La vi callarse, coger la taza y tomar abnegadamente un par de sorbos. Sólo se me ocurrió decir lo que seguramente ella esperaba de mí en aquel momento:
– Te has recuperado rápido de ese año tan intenso.
– Cuando se falla, hay que resignarse a volver a ser como siempre. Y cuando una se resigna es mejor abreviar.
Ambos sabíamos que todo aquello que me había contado no era lo que yo le había pedido. Yo no me refería a aquel último año del que nada quería, con todos los motivos del mundo, averiguar. Me interesaba lo que había ocurrido antes, en los años siguientes a mi marcha, entre Pablo y ella. Podía mentirme, si lo prefería. Sólo quería saber su historia, falsa o cierta. La versión de Pablo podía deducirla gracias a la carta que guardaba en el cajón de mi armario. Pero Claudia prefería contarme ese año, el último, y aunque ya me había llevado tan cerca del peligro como para presentir por qué, no podía distraerla de su propósito. Sólo me quedaba aguardar a que ella resolviera declararlo abiertamente, y no cabía creer que se detendría mucho más en los preliminares. Su mirada concentrada me sacó de estas cavilaciones, mientras me hundía en el abismo al que se referían.
– Hace una semana -suspiró- empezaron a acosarme. Sabía que era cuestión de tiempo, tras regresar a Madrid. Pablo me lo dijo. Me dijo que después de que ocurriera habría confusión durante unos meses, pero que luego se aclararían y me buscarían. Cuando le oía decir eso creía que eran incoherencias de borracho, no imaginaba qué era lo que iba a ocurrir ni me esforzaba por imaginarlo. En las semanas siguientes a su muerte estaba demasiado aturdida para interpretar o calcular nada, y creo que tampoco cuando me marché de Madrid lo hice por ninguna precaución. En cambio, cuando volví, hace un mes, sí sabía lo que estaba arriesgando. Pablo se aseguró de que lo sabría.

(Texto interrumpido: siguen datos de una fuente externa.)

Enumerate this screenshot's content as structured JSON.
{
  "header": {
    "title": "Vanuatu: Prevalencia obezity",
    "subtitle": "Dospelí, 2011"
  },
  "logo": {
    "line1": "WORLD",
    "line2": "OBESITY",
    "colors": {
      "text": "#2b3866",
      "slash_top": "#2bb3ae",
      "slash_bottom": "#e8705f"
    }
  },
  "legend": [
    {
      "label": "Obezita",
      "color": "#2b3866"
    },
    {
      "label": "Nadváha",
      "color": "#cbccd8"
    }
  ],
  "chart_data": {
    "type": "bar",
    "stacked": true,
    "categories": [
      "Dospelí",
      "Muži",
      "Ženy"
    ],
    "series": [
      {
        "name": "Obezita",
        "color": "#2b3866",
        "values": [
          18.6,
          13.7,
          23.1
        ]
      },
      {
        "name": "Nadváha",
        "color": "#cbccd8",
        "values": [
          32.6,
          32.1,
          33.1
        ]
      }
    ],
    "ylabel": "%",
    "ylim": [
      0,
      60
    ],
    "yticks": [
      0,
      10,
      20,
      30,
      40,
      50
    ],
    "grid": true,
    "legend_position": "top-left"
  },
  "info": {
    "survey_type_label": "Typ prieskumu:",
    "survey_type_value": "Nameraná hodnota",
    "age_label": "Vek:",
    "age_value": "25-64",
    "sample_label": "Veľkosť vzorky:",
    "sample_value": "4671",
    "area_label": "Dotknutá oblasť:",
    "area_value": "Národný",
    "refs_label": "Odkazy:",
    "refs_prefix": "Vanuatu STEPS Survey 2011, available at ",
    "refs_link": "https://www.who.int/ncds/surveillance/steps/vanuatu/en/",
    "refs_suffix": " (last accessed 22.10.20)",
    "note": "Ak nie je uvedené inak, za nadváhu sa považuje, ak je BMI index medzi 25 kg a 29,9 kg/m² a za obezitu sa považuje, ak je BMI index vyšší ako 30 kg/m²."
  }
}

Abrió el bolso, hurgó dentro de él y sacó un sobre gris, desconsideradamente rasgado. Me lo tendió y así estuvo hasta que yo lo cogí, al cabo de cuatro o cinco segundos. Lo mantuve en mi mano, sobre la mesa, sin decidirme a abrirlo o devolvérselo. Claudia explicó:
– La carta es larga, según su costumbre, pero no tiene demasiada sustancia. Me recuerda lo que me dijo antes de morir y me advierte de que el plazo de gracia ha terminado. Una idea macabra, la de hacerme recibir un sobre escrito con su letra diez meses después de su muerte. Muy propio de su peculiar sentido del humor. Al menos tuvo el detalle de avisarme.
– Y tú, a pesar del aviso, volviste -observé, sosteniendo el sobre como si contuviera una carga de dinamita.
– Precisamente por el aviso. En primer lugar, porque ellos debían de saber dónde estaba, ya que lo sabía quien me había hecho llegar la carta. Igual daba esperarles aquí o allí. En segundo lugar -y al decir esto su gesto indiferente adquirió un súbito ardor-, por ti.
Alcé nerviosamente el vaso y me lo llevé a los labios, pero cuando fui a beber me di cuenta de que el whisky se había terminado. Devolví el vaso a la mesa y rendí toda resistencia. Claudia no se apiadó:
– La carta, al final, contiene ciertas instrucciones. Verte mezclado en ellas no me inspiró confianza, ni siquiera ilusión. Pero al leer tu nombre recobré algo innegable, una cercanía, un poco de afecto quizá. Yo estaba demasiado sola, y me sentía demasiado abandonada. Así que volví para que me encontrasen, para buscarte.
La contemplé fijamente, desconcertado por el dolor. Luego le pedí:
– No me engañes, Claudia. Dime qué quieres; o no, no me digas tanto. Cuéntame sólo qué tengo que hacer. No he leído esto, pero adivino que sabes que no me voy a negar.